GPT-4: The New Frontier of Intelligent Reasoning

Felipe Hlibco

Three weeks ago, OpenAI released GPT-4. I’ve been using it almost daily since, and something feels different this time.

Not the “oh cool, it writes poems” kind of different. More like the “wait, it actually understood what I was asking” kind. I’ve spent years working with language models in various capacities — GPT-4 is the first one where I regularly forget I’m talking to a machine.

The Bar Exam Thing #

Let’s start with the number everyone’s quoting: GPT-4 scored in the top 10% on a simulated bar exam. GPT-3.5 scored in the bottom 10%. Same test; same format. The jump happened in roughly four months of iteration.

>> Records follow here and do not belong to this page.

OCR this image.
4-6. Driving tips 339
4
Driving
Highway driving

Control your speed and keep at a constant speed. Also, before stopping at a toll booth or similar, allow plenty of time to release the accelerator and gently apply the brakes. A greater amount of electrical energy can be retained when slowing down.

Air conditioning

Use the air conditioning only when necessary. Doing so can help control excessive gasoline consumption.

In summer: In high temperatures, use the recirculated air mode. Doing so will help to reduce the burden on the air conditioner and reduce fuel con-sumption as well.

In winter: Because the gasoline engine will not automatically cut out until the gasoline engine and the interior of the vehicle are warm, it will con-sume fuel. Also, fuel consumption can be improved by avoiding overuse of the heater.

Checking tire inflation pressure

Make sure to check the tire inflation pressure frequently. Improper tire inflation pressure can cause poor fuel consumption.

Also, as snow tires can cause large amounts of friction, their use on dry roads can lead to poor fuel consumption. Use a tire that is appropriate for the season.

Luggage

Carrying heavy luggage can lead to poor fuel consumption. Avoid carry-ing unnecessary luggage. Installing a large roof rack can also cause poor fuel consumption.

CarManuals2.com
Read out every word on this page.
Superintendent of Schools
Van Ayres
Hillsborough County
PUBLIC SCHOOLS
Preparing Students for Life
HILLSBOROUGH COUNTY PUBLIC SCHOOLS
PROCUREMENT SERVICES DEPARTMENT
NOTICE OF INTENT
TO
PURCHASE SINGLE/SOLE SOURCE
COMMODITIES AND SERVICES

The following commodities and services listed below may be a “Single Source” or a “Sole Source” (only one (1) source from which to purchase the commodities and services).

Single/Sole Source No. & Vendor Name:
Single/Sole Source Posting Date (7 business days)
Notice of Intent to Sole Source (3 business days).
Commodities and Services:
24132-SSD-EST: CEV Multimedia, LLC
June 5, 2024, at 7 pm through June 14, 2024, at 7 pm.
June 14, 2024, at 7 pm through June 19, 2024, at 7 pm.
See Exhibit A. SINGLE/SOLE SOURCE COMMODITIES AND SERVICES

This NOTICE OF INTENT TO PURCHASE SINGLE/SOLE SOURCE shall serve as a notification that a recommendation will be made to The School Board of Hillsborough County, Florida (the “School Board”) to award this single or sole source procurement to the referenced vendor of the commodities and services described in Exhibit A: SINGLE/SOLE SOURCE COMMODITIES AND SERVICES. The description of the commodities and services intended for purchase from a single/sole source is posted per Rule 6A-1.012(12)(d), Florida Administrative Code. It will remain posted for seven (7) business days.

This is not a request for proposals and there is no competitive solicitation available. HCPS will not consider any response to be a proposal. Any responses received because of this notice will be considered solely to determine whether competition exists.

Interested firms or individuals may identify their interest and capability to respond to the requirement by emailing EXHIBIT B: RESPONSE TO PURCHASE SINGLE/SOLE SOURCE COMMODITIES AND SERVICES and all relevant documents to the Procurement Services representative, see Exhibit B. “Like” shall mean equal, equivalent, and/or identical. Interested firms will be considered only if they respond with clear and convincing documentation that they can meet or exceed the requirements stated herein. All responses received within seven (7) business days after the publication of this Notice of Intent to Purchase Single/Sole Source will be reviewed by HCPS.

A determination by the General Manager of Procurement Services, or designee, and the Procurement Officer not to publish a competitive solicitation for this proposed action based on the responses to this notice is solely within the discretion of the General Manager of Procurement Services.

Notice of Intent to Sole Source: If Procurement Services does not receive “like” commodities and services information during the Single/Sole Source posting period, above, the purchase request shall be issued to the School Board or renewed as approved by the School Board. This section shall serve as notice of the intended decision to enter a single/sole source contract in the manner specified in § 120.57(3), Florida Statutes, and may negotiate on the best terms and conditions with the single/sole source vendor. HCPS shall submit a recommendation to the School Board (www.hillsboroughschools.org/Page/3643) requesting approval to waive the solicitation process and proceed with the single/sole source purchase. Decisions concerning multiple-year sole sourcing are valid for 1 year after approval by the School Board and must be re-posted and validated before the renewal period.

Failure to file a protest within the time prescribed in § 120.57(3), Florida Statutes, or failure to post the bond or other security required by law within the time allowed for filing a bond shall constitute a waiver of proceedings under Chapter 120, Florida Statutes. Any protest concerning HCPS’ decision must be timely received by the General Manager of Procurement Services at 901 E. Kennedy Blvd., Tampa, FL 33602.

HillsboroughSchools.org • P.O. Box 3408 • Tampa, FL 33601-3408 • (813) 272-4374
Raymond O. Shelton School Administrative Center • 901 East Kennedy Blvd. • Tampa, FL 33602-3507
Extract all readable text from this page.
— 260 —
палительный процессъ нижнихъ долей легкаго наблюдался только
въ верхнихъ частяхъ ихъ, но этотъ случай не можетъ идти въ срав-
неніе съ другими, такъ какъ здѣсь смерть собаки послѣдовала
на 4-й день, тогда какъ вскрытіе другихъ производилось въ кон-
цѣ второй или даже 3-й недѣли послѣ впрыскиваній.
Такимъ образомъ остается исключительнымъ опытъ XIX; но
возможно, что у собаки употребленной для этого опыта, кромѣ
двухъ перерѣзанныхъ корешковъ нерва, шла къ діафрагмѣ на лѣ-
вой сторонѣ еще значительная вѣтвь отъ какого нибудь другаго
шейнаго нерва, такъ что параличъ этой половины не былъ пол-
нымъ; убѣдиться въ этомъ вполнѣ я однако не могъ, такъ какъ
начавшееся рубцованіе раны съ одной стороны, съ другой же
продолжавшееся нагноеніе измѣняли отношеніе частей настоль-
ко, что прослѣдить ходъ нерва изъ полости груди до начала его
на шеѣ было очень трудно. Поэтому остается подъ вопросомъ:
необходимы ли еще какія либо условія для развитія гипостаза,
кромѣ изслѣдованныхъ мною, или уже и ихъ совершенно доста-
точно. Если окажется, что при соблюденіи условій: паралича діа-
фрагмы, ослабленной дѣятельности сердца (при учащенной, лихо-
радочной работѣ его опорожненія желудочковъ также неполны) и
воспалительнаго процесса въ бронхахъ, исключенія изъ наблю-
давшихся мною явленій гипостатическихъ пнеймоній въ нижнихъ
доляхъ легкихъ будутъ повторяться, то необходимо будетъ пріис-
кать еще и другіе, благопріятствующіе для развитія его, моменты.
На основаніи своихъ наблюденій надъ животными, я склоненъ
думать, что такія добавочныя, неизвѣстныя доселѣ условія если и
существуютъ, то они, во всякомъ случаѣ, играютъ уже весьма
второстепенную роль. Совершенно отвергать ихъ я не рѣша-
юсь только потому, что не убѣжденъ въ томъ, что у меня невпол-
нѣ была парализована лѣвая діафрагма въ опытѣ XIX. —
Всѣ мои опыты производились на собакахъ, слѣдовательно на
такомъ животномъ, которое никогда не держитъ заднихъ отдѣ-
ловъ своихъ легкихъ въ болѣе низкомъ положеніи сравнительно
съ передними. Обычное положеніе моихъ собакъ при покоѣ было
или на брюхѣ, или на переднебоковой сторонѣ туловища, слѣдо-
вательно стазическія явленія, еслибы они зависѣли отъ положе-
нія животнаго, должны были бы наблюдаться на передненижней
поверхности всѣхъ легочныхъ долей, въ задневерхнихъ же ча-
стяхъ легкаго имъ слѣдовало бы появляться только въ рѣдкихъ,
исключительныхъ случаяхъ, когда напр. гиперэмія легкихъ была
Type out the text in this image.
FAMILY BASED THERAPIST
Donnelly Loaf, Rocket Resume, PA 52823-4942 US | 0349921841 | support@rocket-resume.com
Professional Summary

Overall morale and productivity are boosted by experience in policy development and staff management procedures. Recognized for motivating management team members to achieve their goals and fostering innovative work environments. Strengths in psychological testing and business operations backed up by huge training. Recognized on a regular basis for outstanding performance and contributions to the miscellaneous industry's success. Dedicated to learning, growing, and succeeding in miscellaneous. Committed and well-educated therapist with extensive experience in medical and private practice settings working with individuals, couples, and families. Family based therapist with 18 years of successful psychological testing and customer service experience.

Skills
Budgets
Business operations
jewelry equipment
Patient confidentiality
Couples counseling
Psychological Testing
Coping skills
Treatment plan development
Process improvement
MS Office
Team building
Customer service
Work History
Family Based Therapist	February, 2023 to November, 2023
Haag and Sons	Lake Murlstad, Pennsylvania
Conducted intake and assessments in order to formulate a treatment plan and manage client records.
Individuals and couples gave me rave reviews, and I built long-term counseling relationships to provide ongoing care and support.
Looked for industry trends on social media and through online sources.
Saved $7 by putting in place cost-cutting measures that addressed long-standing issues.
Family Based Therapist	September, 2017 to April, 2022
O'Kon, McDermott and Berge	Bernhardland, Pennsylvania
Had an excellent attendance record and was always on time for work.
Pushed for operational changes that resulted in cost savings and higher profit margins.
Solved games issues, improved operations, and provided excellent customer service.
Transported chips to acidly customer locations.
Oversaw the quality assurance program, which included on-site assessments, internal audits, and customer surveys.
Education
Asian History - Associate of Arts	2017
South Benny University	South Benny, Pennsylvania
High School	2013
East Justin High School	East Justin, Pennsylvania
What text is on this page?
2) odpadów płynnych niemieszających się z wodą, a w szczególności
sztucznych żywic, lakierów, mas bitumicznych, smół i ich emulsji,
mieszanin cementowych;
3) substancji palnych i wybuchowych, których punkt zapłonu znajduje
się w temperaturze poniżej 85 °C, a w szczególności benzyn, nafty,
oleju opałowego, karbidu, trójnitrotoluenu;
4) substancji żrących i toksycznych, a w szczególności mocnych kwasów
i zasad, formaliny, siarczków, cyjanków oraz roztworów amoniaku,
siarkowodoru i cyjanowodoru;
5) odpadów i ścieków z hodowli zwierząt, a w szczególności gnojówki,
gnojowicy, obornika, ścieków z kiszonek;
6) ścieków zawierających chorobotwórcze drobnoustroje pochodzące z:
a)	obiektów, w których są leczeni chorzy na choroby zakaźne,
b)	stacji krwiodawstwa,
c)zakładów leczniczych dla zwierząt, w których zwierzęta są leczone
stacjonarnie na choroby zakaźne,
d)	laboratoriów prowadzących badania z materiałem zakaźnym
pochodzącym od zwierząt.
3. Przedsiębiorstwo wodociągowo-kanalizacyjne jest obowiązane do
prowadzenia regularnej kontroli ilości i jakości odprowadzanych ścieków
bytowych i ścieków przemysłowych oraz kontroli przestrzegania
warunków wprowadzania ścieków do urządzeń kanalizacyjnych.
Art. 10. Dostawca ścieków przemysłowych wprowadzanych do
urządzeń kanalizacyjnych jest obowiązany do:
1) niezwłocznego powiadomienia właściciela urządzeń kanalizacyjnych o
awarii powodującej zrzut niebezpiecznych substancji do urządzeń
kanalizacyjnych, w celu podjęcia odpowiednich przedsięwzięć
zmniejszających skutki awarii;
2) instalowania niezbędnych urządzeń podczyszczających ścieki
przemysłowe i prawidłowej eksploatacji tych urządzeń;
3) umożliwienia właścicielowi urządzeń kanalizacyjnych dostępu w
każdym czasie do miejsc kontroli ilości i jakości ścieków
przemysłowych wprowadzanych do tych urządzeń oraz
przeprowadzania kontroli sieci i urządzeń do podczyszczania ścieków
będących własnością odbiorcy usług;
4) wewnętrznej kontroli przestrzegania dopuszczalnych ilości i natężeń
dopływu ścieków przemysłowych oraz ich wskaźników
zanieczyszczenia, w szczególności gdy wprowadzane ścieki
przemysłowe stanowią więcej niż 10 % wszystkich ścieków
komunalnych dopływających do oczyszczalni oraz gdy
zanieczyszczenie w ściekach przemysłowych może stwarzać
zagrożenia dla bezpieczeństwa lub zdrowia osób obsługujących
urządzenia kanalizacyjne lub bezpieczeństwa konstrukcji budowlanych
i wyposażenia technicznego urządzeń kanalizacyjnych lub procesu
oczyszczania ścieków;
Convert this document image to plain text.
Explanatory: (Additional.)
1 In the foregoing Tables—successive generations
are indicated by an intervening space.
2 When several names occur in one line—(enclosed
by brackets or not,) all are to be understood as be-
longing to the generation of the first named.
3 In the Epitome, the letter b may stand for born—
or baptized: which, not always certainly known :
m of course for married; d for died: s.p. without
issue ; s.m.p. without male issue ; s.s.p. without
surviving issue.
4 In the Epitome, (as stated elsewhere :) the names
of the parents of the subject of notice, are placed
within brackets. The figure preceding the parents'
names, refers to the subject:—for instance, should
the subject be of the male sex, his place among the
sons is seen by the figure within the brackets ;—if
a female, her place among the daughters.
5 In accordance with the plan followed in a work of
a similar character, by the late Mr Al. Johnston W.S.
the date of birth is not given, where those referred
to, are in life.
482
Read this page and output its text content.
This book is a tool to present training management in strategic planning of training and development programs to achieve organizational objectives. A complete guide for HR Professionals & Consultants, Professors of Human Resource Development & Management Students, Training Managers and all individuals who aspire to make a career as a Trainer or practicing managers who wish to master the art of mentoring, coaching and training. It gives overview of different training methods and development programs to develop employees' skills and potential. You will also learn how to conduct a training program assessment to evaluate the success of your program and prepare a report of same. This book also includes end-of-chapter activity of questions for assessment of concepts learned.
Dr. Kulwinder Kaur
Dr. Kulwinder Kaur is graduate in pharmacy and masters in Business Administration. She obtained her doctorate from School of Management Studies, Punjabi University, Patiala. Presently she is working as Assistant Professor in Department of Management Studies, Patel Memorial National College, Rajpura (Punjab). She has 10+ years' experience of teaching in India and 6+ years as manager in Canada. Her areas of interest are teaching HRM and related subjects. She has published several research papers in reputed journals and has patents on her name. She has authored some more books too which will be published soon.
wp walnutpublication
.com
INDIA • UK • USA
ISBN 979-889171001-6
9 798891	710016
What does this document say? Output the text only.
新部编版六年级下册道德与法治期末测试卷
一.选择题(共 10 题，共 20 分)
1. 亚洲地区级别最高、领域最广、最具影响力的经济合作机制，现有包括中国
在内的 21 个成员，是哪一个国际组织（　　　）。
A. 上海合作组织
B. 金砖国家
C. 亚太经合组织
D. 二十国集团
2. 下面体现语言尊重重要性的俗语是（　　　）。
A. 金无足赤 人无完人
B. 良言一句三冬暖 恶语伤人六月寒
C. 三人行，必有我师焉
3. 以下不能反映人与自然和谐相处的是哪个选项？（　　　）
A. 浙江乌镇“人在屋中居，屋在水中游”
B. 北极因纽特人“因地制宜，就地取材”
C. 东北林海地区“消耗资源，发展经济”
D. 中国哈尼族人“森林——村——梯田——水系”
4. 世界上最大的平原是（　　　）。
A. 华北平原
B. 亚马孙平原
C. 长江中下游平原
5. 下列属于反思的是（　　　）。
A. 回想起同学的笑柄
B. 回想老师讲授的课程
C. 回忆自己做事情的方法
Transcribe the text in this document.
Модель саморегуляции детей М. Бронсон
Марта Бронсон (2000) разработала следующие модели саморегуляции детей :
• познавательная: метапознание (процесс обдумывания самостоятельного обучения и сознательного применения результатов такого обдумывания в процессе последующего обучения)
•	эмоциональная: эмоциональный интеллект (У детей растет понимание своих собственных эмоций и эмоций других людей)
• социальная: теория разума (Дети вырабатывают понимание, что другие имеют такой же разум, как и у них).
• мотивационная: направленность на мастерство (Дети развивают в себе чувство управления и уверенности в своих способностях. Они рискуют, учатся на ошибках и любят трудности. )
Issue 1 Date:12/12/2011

That’s not incremental improvement. That’s a qualitative shift.

I ran my own (far less rigorous) tests. Complex multi-step logic puzzles; code architecture decisions; nuanced writing feedback. GPT-3.5 would get halfway there, then hallucinate its way to a confident-sounding wrong answer. GPT-4 gets it right more often than not. When it doesn’t, it tends to acknowledge uncertainty — which is arguably more useful than confidently wrong.

The benchmarks tell a similar story across the board. AP exams; SAT; GRE quantitative. It’s not just memorizing patterns; the model demonstrates something that looks uncomfortably close to reasoning. Whether it actually is reasoning is a philosophical debate I’ll dodge for now.

Multimodal Input: Seeing Is Believing #

GPT-4 accepts images alongside text. This is new for the GPT family, and it opens up use cases that pure text models can’t touch.

OpenAI’s demo showed the model explaining a photo of the inside of a fridge and suggesting recipes. Cute, sure. But the real implications are bigger. Think about accessibility tools that describe visual content; technical support workflows where a user just photographs their error screen; medical imaging triage; architecture review from diagrams.

I haven’t gotten deep access to the image capabilities yet (it’s rolling out slowly), but the technical report shows strong performance on visual understanding tasks. The model can parse charts; read handwritten notes; reason about spatial relationships in photographs. It’s not perfect — it sometimes misreads text in images or invents details that aren’t there — but the baseline capability is genuinely impressive.

The Alignment Investment #

OpenAI spent six months on safety work before releasing GPT-4. Six months. In a field where “ship it and iterate” is the default posture, that’s a meaningful signal.

They used adversarial testing with domain experts (including red-teamers who tried to make the model produce harmful content) and applied RLHF at scale. The result: GPT-4 produces fewer hallucinations than GPT-3.5 and handles sensitive topics with more nuance. It’s still not reliable enough for high-stakes decisions without human oversight, but the gap between “fun toy” and “useful tool” narrowed considerably.

The honest thing OpenAI did in the technical report was acknowledge GPT-4’s limitations clearly. It still hallucinates. It still makes reasoning errors, sometimes with alarming confidence. It has a knowledge cutoff (September 2021 training data), so it doesn’t know about recent events. These aren’t footnotes in the report; they’re prominently stated.

I appreciate that transparency, even if I suspect it’s partly strategic. Better to set expectations than deal with the backlash of overpromising.

The Access Question #

GPT-4 is available through ChatGPT Plus at $20/month and via the API (with a waitlist). This creates a two-tier access model that didn’t exist before.

With GPT-3.5, everyone got the same model. Now there’s a free tier and a paid tier with a meaningfully better model behind it. I’m not sure how I feel about this. On one hand, API access and a subscription model make the economics sustainable. On the other hand, the best AI reasoning tool in the world being paywalled has implications for who gets to build with it.

Microsoft’s Bing Chat runs on GPT-4 and is free, which complicates the picture. Anthropic’s Claude (still in early access) offers a different approach to the same class of problems. The competitive landscape is heating up quickly; we’re past the era of one model to rule them all.

What Actually Changed #

Here’s what I keep coming back to: GPT-4 doesn’t feel like a bigger GPT-3.5. It feels like a different category.

The reasoning benchmarks; the multimodal capability; the alignment improvements — taken individually, each is impressive but evolutionary. Taken together, they represent something else. A model that can read an image, reason about its contents, connect that reasoning to a broader knowledge base, and articulate its conclusions in natural language. That’s a capability stack that didn’t exist six months ago.

I’m not in the “AGI is here” camp. Not even close. But I am in the “this changes what’s possible for builders” camp. If you’re a product engineer, an educator, a researcher, or anyone whose work involves processing and synthesizing information (so, basically everyone), GPT-4 is worth paying attention to.

Not because it’s perfect. Because it’s the first model where the gap between “what it can do” and “what we need it to do” is small enough to build real things in the middle.